Pular para o conteúdo principal

Sinésio do Ferroviario de Floriano


Entre o amor e o desgosto, SINESIO lembra sua passagem pelo futebol

O Diabo Loiro foi um dos grandes nomes do futebol amador de Petrolina-PE. Desgostoso com o esporte, o ex-jogador diz que não vai ao estádio há 30 anos.

Fonte: /Petrolina-PE

Em 1958 a Seleção foi até a Suécia e mostrou ao mundo o verdadeiro futebol brasileiro. Dentro do time dirigido por Vicente Feola, o menino Pelé começava a trilhar seu caminho real. No mesmo ano, mas sem o mesmo glamour, na cidade de Petrolina, no sertão pernambucano, um menino de cabelo amarelo, cheio de habilidade, iniciava sua carreira no esporte mais popular do mundo. Sinésio Valeriano Silva defendeu as camisas do Caiano, América e outros times da cidade, além de ter defendido uma equipe profissional do Piauí. Como muitos que jogaram na sua época, não ganhou dinheiro com o esporte. Hoje, aos 71 anos, deixa escancarada as mágoas que guarda do futebol.

– Do futebol eu nunca arrumei nada. Naquela época a gente recebia objeto. Jogava por uma bicicleta, uma geladeira. No Caiano não, lá eu tinha meu salário, porque tinha um emprego – lembra Sinésio, com certa melancolia.

A tristeza com o esporte fez com que Sinésio deletasse da memória os vários gols que marcou. Porém, olhando para a parede de sua casa, é possível ver algumas fotografias da época em que brilhava nos campos petrolinenses. O nome dos antigos companheiros saem com enorme facilidade.

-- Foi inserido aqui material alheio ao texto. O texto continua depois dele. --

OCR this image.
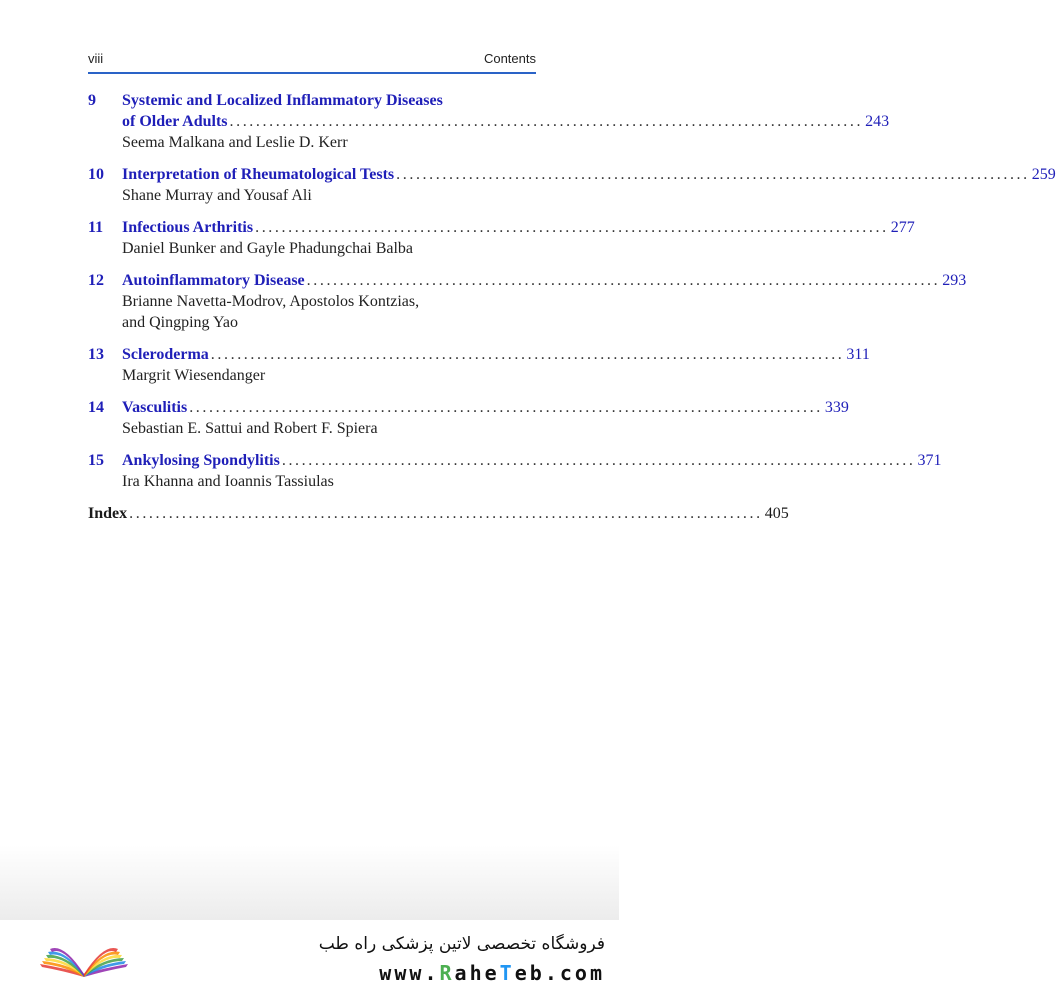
viii	Contents
9	Systemic and Localized Inflammatory Diseases
of Older Adults ................................................................................................ 243
Seema Malkana and Leslie D. Kerr
10	Interpretation of Rheumatological Tests ................................................................................................ 259
Shane Murray and Yousaf Ali
11	Infectious Arthritis ................................................................................................ 277
Daniel Bunker and Gayle Phadungchai Balba
12	Autoinflammatory Disease ................................................................................................ 293
Brianne Navetta-Modrov, Apostolos Kontzias,
and Qingping Yao
13	Scleroderma ................................................................................................ 311
Margrit Wiesendanger
14	Vasculitis ................................................................................................ 339
Sebastian E. Sattui and Robert F. Spiera
15	Ankylosing Spondylitis ................................................................................................ 371
Ira Khanna and Ioannis Tassiulas
Index ................................................................................................ 405
فروشگاه تخصصی لاتین پزشکی راه طب
www.RaheTeb.com
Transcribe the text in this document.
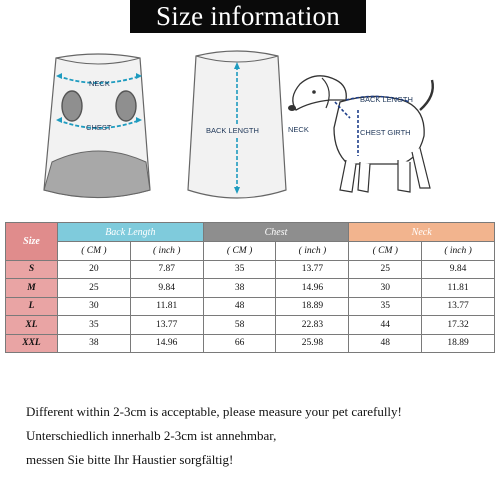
Size information
NECK
CHEST	BACK LENGTH
BACK LENGTH
NECK	CHEST GIRTH
Size	Back Length		Chest		Neck	
	( CM )	( inch )	( CM )	( inch )	( CM )	( inch )
S	20	7.87	35	13.77	25	9.84
M	25	9.84	38	14.96	30	11.81
L	30	11.81	48	18.89	35	13.77
XL	35	13.77	58	22.83	44	17.32
XXL	38	14.96	66	25.98	48	18.89
Different within 2-3cm is acceptable, please measure your pet carefully!
Unterschiedlich innerhalb 2-3cm ist annehmbar,
messen Sie bitte Ihr Haustier sorgfältig!
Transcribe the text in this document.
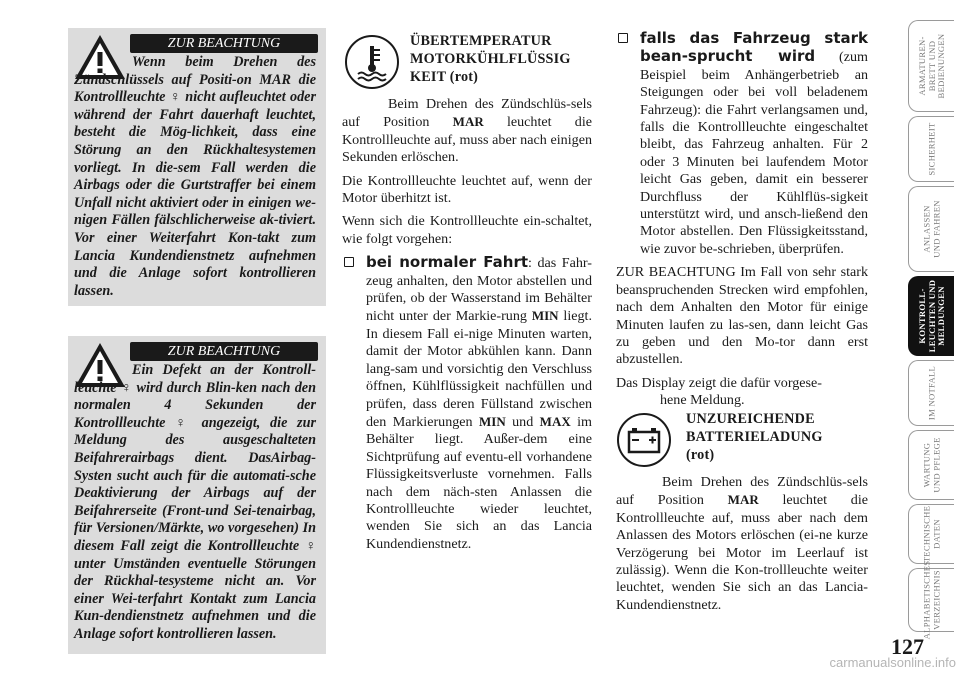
ZUR BEACHTUNG
Wenn beim Drehen des Zündschlüssels auf Positi-on MAR die Kontrollleuchte ♀ nicht aufleuchtet oder während der Fahrt dauerhaft leuchtet, besteht die Mög-lichkeit, dass eine Störung an den Rückhaltesystemen vorliegt. In die-sem Fall werden die Airbags oder die Gurtstraffer bei einem Unfall nicht aktiviert oder in einigen we-nigen Fällen fälschlicherweise ak-tiviert. Vor einer Weiterfahrt Kon-takt zum Lancia Kundendienstnetz aufnehmen und die Anlage sofort kontrollieren lassen.
ZUR BEACHTUNG
Ein Defekt an der Kontroll-leuchte ♀ wird durch Blin-ken nach den normalen 4 Sekunden der Kontrollleuchte ♀ angezeigt, die zur Meldung des ausgeschalteten Beifahrerairbags dient. DasAirbag-Systen sucht auch für die automati-sche Deaktivierung der Airbags auf der Beifahrerseite (Front-und Sei-tenairbag, für Versionen/Märkte, wo vorgesehen) In diesem Fall zeigt die Kontrollleuchte ♀ unter Umständen eventuelle Störungen der Rückhal-tesysteme nicht an. Vor einer Wei-terfahrt Kontakt zum Lancia Kun-dendienstnetz aufnehmen und die Anlage sofort kontrollieren lassen.
ÜBERTEMPERATUR
MOTORKÜHLFLÜSSIG
KEIT (rot)

Beim Drehen des Zündschlüs-sels auf Position MAR leuchtet die Kontrollleuchte auf, muss aber nach einigen Sekunden erlöschen.

Die Kontrollleuchte leuchtet auf, wenn der Motor überhitzt ist.

Wenn sich die Kontrollleuchte ein-schaltet, wie folgt vorgehen:

bei normaler Fahrt: das Fahr-zeug anhalten, den Motor abstellen und prüfen, ob der Wasserstand im Behälter nicht unter der Markie-rung MIN liegt. In diesem Fall ei-nige Minuten warten, damit der Motor abkühlen kann. Dann lang-sam und vorsichtig den Verschluss öffnen, Kühlflüssigkeit nachfüllen und prüfen, dass deren Füllstand zwischen den Markierungen MIN und MAX im Behälter liegt. Außer-dem eine Sichtprüfung auf eventu-ell vorhandene Flüssigkeitsverluste vornehmen. Falls nach dem näch-sten Anlassen die Kontrollleuchte wieder leuchtet, wenden Sie sich an das Lancia Kundendienstnetz.
falls das Fahrzeug stark bean-sprucht wird (zum Beispiel beim Anhängerbetrieb an Steigungen oder bei voll beladenem Fahrzeug): die Fahrt verlangsamen und, falls die Kontrollleuchte eingeschaltet bleibt, das Fahrzeug anhalten. Für 2 oder 3 Minuten bei laufendem Motor leicht Gas geben, damit ein besserer Durchfluss der Kühlflüs-sigkeit unterstützt wird, und ansch-ließend den Motor abstellen. Den Flüssigkeitsstand, wie zuvor be-schrieben, überprüfen.

ZUR BEACHTUNG Im Fall von sehr stark beanspruchenden Strecken wird empfohlen, nach dem Anhalten den Motor für einige Minuten laufen zu las-sen, dann leicht Gas zu geben und den Mo-tor dann erst abzustellen.

Das Display zeigt die dafür vorgese-
hene Meldung.

UNZUREICHENDE
BATTERIELADUNG
(rot)

Beim Drehen des Zündschlüs-sels auf Position MAR leuchtet die Kontrollleuchte auf, muss aber nach dem Anlassen des Motors erlöschen (ei-ne kurze Verzögerung bei Motor im Leerlauf ist zulässig). Wenn die Kon-trollleuchte weiter leuchtet, wenden Sie sich an das Lancia-Kundendienstnetz.

ARMATUREN-
BRETT UND
BEDIENUNGEN
SICHERHEIT
ANLASSEN
UND FAHREN
KONTROLL-
LEUCHTEN UND
MELDUNGEN
IM NOTFALL
WARTUNG
UND PFLEGE
TECHNISCHE
DATEN
ALPHABETISCHES
VERZEICHNIS
127
carmanualsonline.info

– Eu não lembro dos gols que eu fiz, nem dos títulos. Tem aquele ali (apontado para a fotografia na parede de casa), foi o tricampeonato do América, mas eu já estava jogando em Teresina, mas vim botar a faixa porque eu tinha sido campeão. O que eu lembro é aquele ali, uma época boa, que tinha Rubenílson, Carlos Henrique, Elmo, Bosco, era um timaço.

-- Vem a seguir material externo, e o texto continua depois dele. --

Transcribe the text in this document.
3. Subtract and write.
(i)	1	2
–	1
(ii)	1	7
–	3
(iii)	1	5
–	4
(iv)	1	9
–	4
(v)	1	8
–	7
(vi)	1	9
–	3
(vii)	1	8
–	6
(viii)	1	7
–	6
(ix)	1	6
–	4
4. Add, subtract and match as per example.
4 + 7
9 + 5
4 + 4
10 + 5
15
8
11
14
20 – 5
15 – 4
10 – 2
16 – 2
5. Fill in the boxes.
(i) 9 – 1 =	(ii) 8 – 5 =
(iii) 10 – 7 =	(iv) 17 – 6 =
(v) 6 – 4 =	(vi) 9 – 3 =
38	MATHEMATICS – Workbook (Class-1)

A cor dos cabelos deu a Sinésio o apelido pelo qual é conhecido até hoje. O batismo foi feito por um antigo narrador esportivo de Petrolina.

– Quem botou o apelido de Diabo Loiro foi Foguinho. Ainda hoje a maioria dos conhecidos meu me chamam desse jeito– diz Sinésio.

Dentro de campo, o Diabo Loiro infernizava as defesas, mas não tinha posição definida nas quatro linhas.

– Naquela época não existia o 4-2-4, mas a gente já fazia o 4-3-3. Eu estava na defesa, jogava como ponteiro esquerdo, como centroavante e voltava. Todo mundo jogava, não é que nem hoje. Está vendo a Seleção como está? Naquele tempo tinha futebol.

Sinésio jogou bola até 1975. O Diabo Loiro ainda teve algumas passagens como treinador, mas a experiência só serviu para aumentar as mágoas que carrega do esporte.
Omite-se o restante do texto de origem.